6 – Establish unplugged zones and times of the day. Make sure the rules are established together and are agreed on by all. For instance, cellphone-free zones in the car, mealtime, family playtime, and at bedtime.
7 – Once you have tech devices in your home, don’t spend time fighting to get your children off them. Set time structures together and allow self-regulation. Encourage family time. Proficiency in the tech world is your children’s future.
8 – Under-schedule your children. Put value on hanging out and being bored. Creativity doesn’t arise when a child is scheduled and adult-directed.
9 – Less toys, more creativity. Stay away from talking toys and get ones that allow invention. When your child wants to buy something, ask what it is she wants to do and how she can make that happen.
10 – Accept yourself. Negative beliefs about yourself, “I’m not good enough,” “I can’t do this”, etc. come from messages you learned from your parents when their buttons got pushed. They are not true. You only thought they were.
11 – Accept your emotions as well as your child’s. Despite what you may have learned, emotions are ALWAYS okay. Don’t be tempted with feel-good-now solutions. Even when depressed and despondent, stay with it. Emotions teach and can be a call to action. Never blame them on your child.
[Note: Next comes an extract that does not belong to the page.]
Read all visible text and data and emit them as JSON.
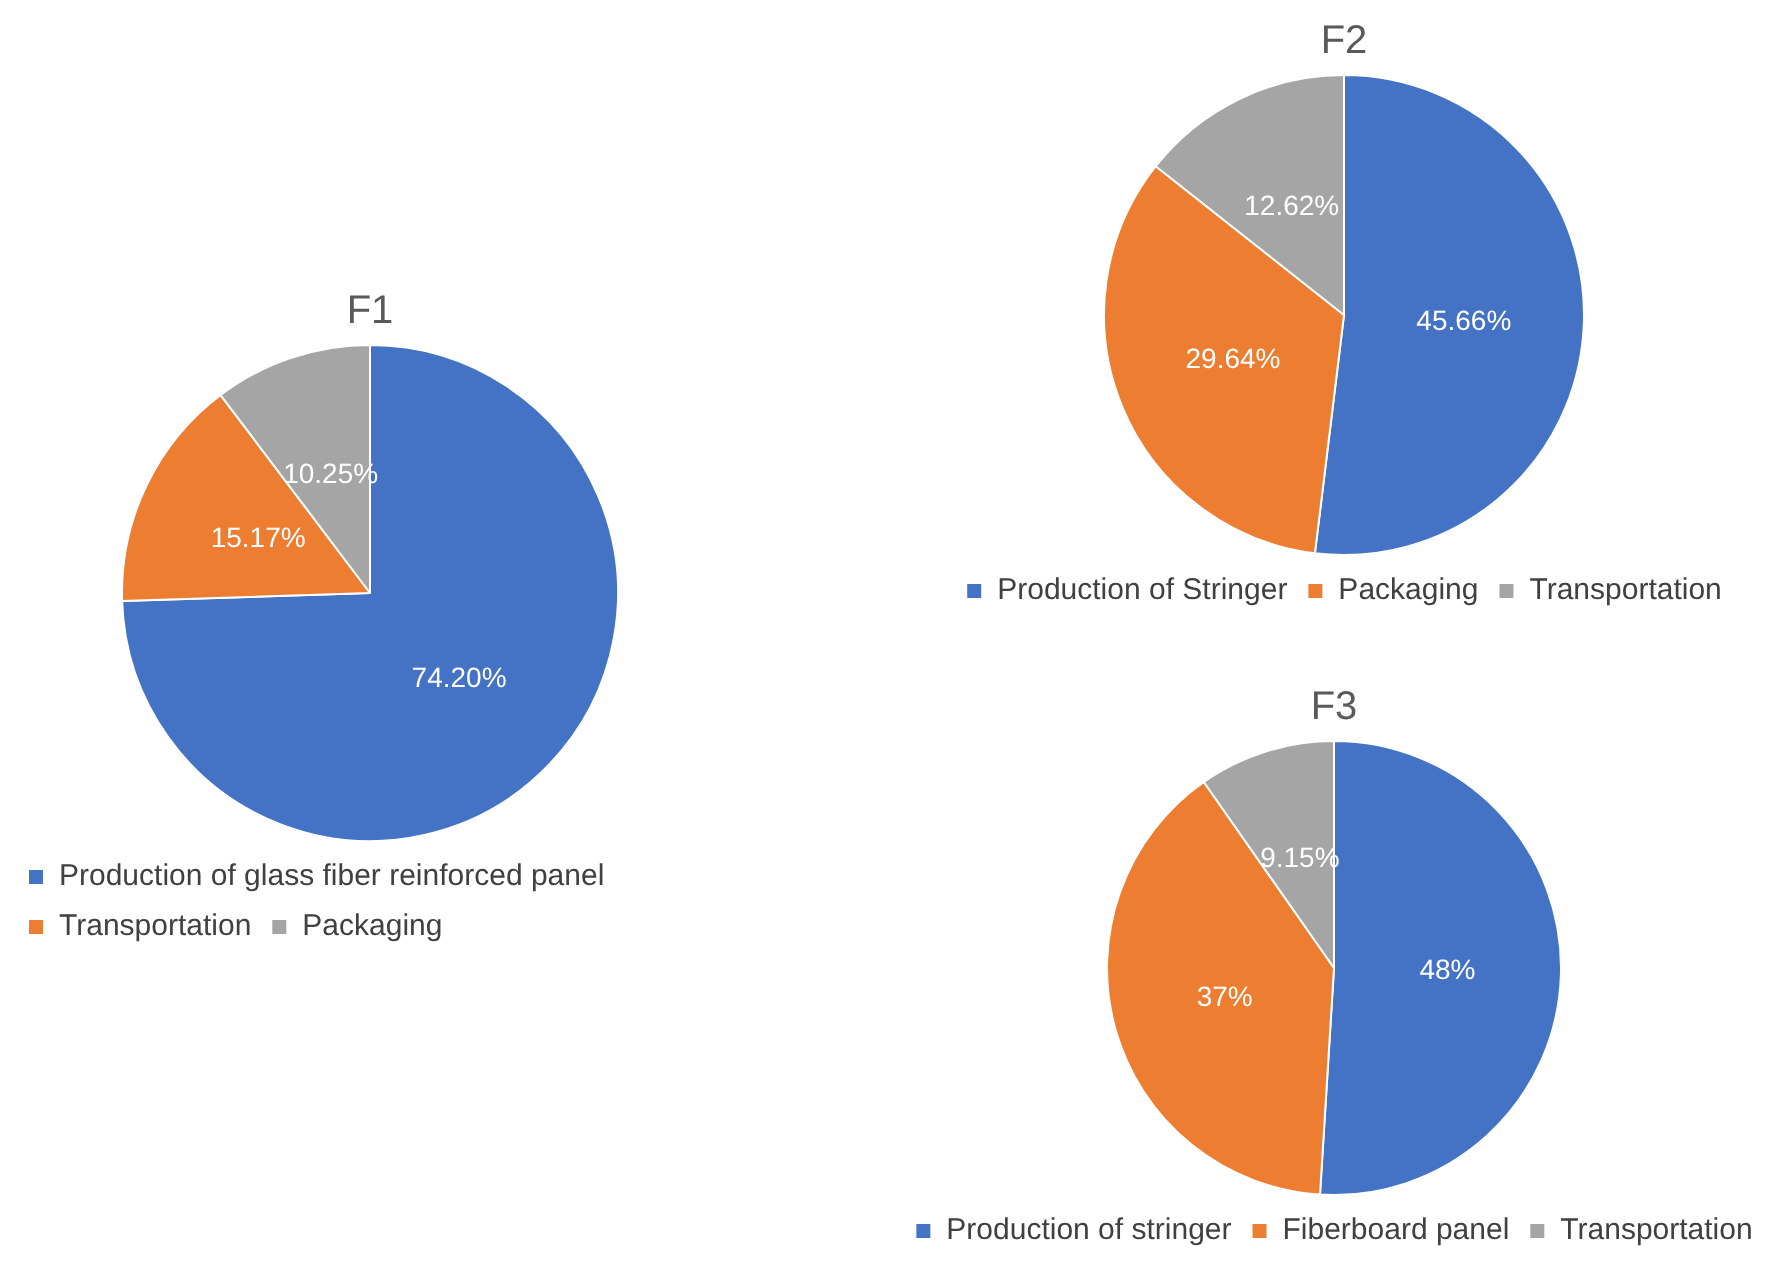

12 – Positive self-talk. Get in the habit of staying present with something like, “I can deal with this”, “This too shall pass”, “It’s not the end of the world” or “I’m having a hard time right now.” The one constant of parenting is that everything changes.
13 – Stop yourself from catastrophizing. It’s easy to soar into the future in a nano-second when your children provoke fear and anger. Check yourself when you have thoughts like, “He’s going to be in jail by the time he’s fifteen.” “She’ll never have any friends.” “He’s never going to finish anything.” We convince ourselves of the worst.
14 – Learn to say no. Many mothers were brought up to believe that doing for others equals being a good person. Parenting is the toughest job there is. Especially for working parents, prioritize the needs of your family and yourself to stay focused and present.
15 – Care for yourself. You cannot be present when you wish you were elsewhere. You can’t fuel your child until you fuel yourself first. Find ways and times to do for you so you feel better when you are being a parent. Don’t buy into the old “selfish” bit.